The Fourways Mall redevelopment remains the key focus for the Fund and the node around this property continues to demonstrate impressive economic fundamentals and potential.
The Mall’s on-trend focus on shoppertainment to increase dwell time and expand the catchment area includes the flagship 4 500m² BOUNCE trampoline world, a latest spec 1 350m² Fun Company and a revamped fast food and quick service restaurant court. Development of KidZania, an internationally renowned children’s edutainment offering, is on track for opening later in 2018, adding further appeal to visitors from across the province and beyond.
The super-regional development of approximately 178 000 m² is currently 93% pre let with offers received on the remaining space. The redevelopment is nearing completion, with a phased opening due to begin at the end of this year.
“We are very excited about the Fourways Mall redevelopment, which will have transformed into a super-regional centre by its official reopening. Its top-quality retail tenant mix, residential densities, along with the broader development of the node is set to make Fourways the most dominant and valuable retail market in South Africa,” said Michael Georgiou, Chief Executive Officer of Accelerate.

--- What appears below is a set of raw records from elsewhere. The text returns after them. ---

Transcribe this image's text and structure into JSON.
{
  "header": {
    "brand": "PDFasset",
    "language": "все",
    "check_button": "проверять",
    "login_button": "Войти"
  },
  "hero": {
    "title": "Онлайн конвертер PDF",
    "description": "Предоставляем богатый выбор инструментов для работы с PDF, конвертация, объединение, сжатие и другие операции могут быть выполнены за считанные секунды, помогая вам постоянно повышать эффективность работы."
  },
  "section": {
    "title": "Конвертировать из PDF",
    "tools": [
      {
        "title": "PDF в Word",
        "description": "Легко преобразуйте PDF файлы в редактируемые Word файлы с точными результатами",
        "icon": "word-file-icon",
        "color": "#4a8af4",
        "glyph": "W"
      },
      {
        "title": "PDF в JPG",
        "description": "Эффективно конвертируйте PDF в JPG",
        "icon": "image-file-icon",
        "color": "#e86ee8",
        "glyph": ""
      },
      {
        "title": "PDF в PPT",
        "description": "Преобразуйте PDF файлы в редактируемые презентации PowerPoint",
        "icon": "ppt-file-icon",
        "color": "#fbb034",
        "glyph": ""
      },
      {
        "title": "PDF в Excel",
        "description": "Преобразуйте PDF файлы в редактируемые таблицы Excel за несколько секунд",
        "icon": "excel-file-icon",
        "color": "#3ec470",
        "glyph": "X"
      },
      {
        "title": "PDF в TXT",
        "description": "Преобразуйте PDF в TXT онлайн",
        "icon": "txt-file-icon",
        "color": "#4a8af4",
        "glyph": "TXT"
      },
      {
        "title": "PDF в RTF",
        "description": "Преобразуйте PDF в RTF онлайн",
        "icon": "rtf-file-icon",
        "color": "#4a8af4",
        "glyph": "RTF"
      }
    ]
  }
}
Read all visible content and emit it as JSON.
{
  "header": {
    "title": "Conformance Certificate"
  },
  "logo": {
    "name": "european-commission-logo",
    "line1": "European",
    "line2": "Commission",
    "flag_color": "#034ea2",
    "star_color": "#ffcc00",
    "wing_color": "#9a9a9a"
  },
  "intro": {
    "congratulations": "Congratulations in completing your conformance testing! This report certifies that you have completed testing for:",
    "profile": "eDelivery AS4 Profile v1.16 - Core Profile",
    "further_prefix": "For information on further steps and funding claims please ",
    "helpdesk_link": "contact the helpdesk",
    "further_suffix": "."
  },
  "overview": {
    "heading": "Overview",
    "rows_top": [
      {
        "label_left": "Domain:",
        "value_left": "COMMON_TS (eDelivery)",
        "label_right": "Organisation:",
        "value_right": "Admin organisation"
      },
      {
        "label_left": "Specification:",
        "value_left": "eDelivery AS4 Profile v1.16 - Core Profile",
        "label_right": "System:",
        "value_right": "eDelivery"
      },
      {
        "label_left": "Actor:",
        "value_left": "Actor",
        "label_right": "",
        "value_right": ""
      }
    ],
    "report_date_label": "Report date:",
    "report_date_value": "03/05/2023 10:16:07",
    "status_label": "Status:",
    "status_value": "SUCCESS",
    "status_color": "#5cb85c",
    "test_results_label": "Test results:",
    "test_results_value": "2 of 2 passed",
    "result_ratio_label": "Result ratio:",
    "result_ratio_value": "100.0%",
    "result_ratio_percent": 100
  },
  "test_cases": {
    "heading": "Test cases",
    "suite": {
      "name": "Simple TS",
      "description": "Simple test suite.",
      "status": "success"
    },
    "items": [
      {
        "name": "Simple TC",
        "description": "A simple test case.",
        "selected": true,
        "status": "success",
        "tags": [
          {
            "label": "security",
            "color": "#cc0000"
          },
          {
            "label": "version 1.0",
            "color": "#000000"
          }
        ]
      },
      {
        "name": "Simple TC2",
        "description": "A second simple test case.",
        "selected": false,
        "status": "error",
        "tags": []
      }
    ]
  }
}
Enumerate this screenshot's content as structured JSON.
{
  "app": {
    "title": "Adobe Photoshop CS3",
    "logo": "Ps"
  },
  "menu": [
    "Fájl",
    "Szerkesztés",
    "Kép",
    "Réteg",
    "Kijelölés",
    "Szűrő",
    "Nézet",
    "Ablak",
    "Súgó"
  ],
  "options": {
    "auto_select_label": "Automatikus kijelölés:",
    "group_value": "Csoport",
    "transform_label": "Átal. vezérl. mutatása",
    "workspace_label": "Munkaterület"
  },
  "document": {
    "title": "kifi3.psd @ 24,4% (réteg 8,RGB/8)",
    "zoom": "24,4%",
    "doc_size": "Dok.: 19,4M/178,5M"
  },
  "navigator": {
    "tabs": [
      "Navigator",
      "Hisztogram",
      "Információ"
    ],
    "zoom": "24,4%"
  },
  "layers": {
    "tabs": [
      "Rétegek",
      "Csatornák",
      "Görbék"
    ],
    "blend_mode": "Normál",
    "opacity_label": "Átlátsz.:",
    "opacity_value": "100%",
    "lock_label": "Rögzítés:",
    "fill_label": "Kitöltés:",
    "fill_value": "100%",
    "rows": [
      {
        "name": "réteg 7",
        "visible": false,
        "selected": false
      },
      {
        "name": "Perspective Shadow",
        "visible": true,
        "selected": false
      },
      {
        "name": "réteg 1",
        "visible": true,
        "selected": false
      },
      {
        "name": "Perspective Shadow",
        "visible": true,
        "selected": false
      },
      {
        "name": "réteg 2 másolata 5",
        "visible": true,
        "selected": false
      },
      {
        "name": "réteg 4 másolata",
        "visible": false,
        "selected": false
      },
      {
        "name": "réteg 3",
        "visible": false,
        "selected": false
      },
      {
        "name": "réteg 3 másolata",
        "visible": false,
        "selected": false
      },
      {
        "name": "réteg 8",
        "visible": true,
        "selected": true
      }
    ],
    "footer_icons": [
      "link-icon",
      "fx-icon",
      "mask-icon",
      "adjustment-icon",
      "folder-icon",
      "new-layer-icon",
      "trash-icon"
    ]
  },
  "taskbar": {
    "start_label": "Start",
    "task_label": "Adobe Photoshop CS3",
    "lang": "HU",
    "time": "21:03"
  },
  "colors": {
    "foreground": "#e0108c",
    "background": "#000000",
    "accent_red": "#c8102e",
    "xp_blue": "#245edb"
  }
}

Despite the tough economic environment, lease escalations remain strong at 7,7% locally, while the weighted average lease expiry remained defensive at 5,5 years for the total portfolio. However, vacancies across the portfolio increased from 7% to 10% due to subdued market conditions, especially in the office sector, but the continued focus on tenant optimisation and retention to protect Accelerate’s income stream is showing positive signs, with retail vacancies, which constitutes the core of the Accelerate business, having reduced from 8% to 5,5%.
The property value of the portfolio increased from R11,6 billion to R12,3 billion during the reporting period, reflecting the quality portfolio underpinning the fund.
The Fund’s European portfolio, predominantly in Austria, yielded a weighted average tenant turnover growth of 10.1% and was independently valued at €91,5 million, up from €82 million on acquisition in December 2016.The offshore portfolio comprises 8.3% of the Fund’s total revenue, and provides diversification to hard currency.
“The underlying core of both Accelerate’s South African and offshore portfolios remains solid and we will continue to focus on extracting optimal value from our chosen nodes. Given this focus, the Fund remains well positioned for the future” Costa said.